According to the report, the island recorded a 15 per cent increase in 2017, with 53 road deaths, seven more than in 2016.

In 2016, Cyprus had recorded its largest decrease in road deaths, at 19.3 per cent, while in 2015 there was another increase of 26.7 per cent.

Mortality rates are calculated in deaths per million inhabitants, with the report noting that annual deaths in Cyprus, and Estonia, are also relatively small, meaning they may be subject to annual fluctuations.

Due to the increase in 2017, Cyprus is now in 19th place on the scale of 23 countries, while in 2016 the island was in 13th following the decrease.

Although there was an increase in deaths, Cyprus did note a decrease in serious injuries from traffic accidents, according to the report. The definition of seriously injured provided by the island for the report is those requiring hospitalisation of more than one night. Cyprus was able to decrease the rate of seriously injured by 34 per cent for 2017.

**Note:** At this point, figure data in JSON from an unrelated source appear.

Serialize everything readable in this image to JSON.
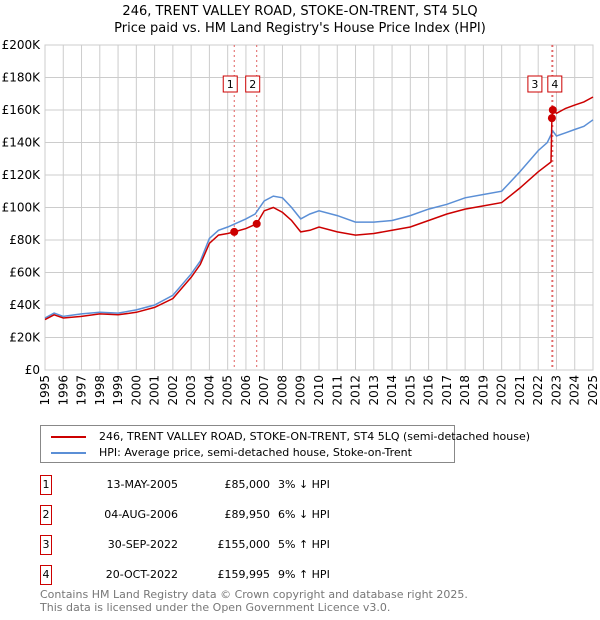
{
  "chart_data": {
    "type": "line",
    "title": "246, TRENT VALLEY ROAD, STOKE-ON-TRENT, ST4 5LQ",
    "subtitle": "Price paid vs. HM Land Registry's House Price Index (HPI)",
    "xlim": [
      1995,
      2025
    ],
    "ylim": [
      0,
      200000
    ],
    "yticks": [
      "£0",
      "£20K",
      "£40K",
      "£60K",
      "£80K",
      "£100K",
      "£120K",
      "£140K",
      "£160K",
      "£180K",
      "£200K"
    ],
    "xticks": [
      "1995",
      "1996",
      "1997",
      "1998",
      "1999",
      "2000",
      "2001",
      "2002",
      "2003",
      "2004",
      "2005",
      "2006",
      "2007",
      "2008",
      "2009",
      "2010",
      "2011",
      "2012",
      "2013",
      "2014",
      "2015",
      "2016",
      "2017",
      "2018",
      "2019",
      "2020",
      "2021",
      "2022",
      "2023",
      "2024",
      "2025"
    ],
    "grid": true,
    "series": [
      {
        "name": "246, TRENT VALLEY ROAD, STOKE-ON-TRENT, ST4 5LQ (semi-detached house)",
        "color": "#cc0000",
        "x": [
          1995,
          1995.5,
          1996,
          1997,
          1998,
          1999,
          2000,
          2001,
          2002,
          2003,
          2003.5,
          2004,
          2004.5,
          2005,
          2005.36,
          2006,
          2006.59,
          2007,
          2007.5,
          2008,
          2008.5,
          2009,
          2009.5,
          2010,
          2011,
          2012,
          2013,
          2014,
          2015,
          2016,
          2017,
          2018,
          2019,
          2020,
          2021,
          2022,
          2022.7,
          2022.75,
          2022.8,
          2023,
          2023.5,
          2024,
          2024.5,
          2025
        ],
        "y": [
          31000,
          34000,
          32000,
          33000,
          34500,
          34000,
          35500,
          38500,
          44000,
          57000,
          65000,
          78000,
          83000,
          84000,
          85000,
          87000,
          89950,
          98000,
          100000,
          97000,
          92000,
          85000,
          86000,
          88000,
          85000,
          83000,
          84000,
          86000,
          88000,
          92000,
          96000,
          99000,
          101000,
          103000,
          112000,
          122000,
          128000,
          155000,
          159995,
          158000,
          161000,
          163000,
          165000,
          168000
        ]
      },
      {
        "name": "HPI: Average price, semi-detached house, Stoke-on-Trent",
        "color": "#5b8fd6",
        "x": [
          1995,
          1995.5,
          1996,
          1997,
          1998,
          1999,
          2000,
          2001,
          2002,
          2003,
          2003.5,
          2004,
          2004.5,
          2005,
          2006,
          2006.5,
          2007,
          2007.5,
          2008,
          2008.5,
          2009,
          2009.5,
          2010,
          2011,
          2012,
          2013,
          2014,
          2015,
          2016,
          2017,
          2018,
          2019,
          2020,
          2021,
          2022,
          2022.5,
          2022.8,
          2023,
          2023.5,
          2024,
          2024.5,
          2025
        ],
        "y": [
          32000,
          35000,
          33000,
          34500,
          35500,
          35000,
          37000,
          40000,
          46000,
          59000,
          67000,
          81000,
          86000,
          88000,
          93000,
          96000,
          104000,
          107000,
          106000,
          100000,
          93000,
          96000,
          98000,
          95000,
          91000,
          91000,
          92000,
          95000,
          99000,
          102000,
          106000,
          108000,
          110000,
          122000,
          135000,
          140000,
          147000,
          144000,
          146000,
          148000,
          150000,
          154000
        ]
      }
    ],
    "markers": [
      {
        "label": "1",
        "x": 2005.36,
        "y": 85000
      },
      {
        "label": "2",
        "x": 2006.59,
        "y": 89950
      },
      {
        "label": "3",
        "x": 2022.75,
        "y": 155000
      },
      {
        "label": "4",
        "x": 2022.8,
        "y": 159995
      }
    ]
  },
  "legend": {
    "red": "246, TRENT VALLEY ROAD, STOKE-ON-TRENT, ST4 5LQ (semi-detached house)",
    "blue": "HPI: Average price, semi-detached house, Stoke-on-Trent"
  },
  "transactions": [
    {
      "n": "1",
      "date": "13-MAY-2005",
      "price": "£85,000",
      "hpi": "3% ↓ HPI"
    },
    {
      "n": "2",
      "date": "04-AUG-2006",
      "price": "£89,950",
      "hpi": "6% ↓ HPI"
    },
    {
      "n": "3",
      "date": "30-SEP-2022",
      "price": "£155,000",
      "hpi": "5% ↑ HPI"
    },
    {
      "n": "4",
      "date": "20-OCT-2022",
      "price": "£159,995",
      "hpi": "9% ↑ HPI"
    }
  ],
  "footer": {
    "line1": "Contains HM Land Registry data © Crown copyright and database right 2025.",
    "line2": "This data is licensed under the Open Government Licence v3.0."
  }
}
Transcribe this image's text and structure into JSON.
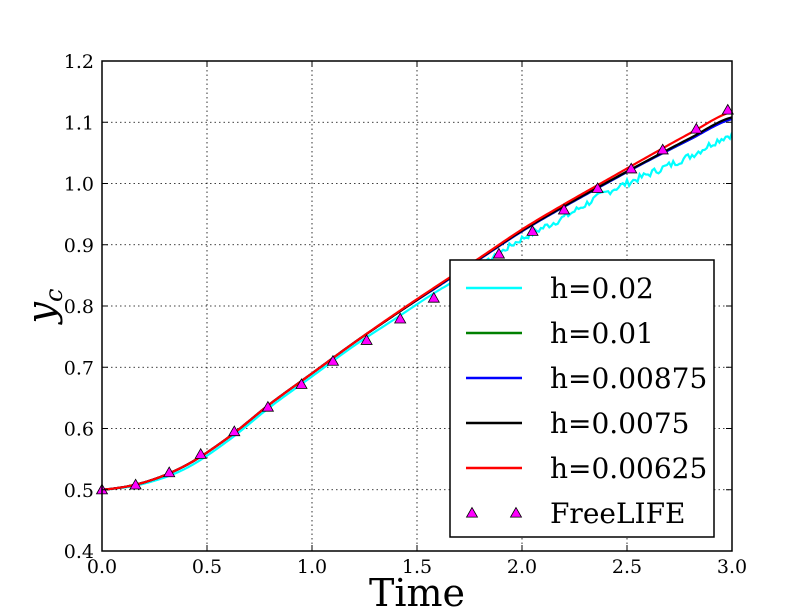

The EU body has set a goal of reaching a reduction of 50 per cent of road deaths by 2020. Based on this year’s figures, the report said there was “no breakthrough on road deaths for the fourth consecutive year.”

The report noted that 2017 was a bad year for the EU as a whole, with only a two per cent decrease seen in road deaths.

According to the report, only two countries have been able to reach the 2010-2017 target of reducing road deaths by 34 per cent, in an effort to achieve the 2020 goal of a 50 per cent reduction. They are Estonia and Greece, with a 41.4 per cent and 39.2 per cent decrease, respectively.

The member states participating in the programme, the report recommended, should seek to reach current targets by all available means, including “applying proven enforcement strategies.”

The report also noted that countries should: “Provide sufficient government funds that allow the target-oriented setting of measures and set up financing and incentive models for the regional and local level.”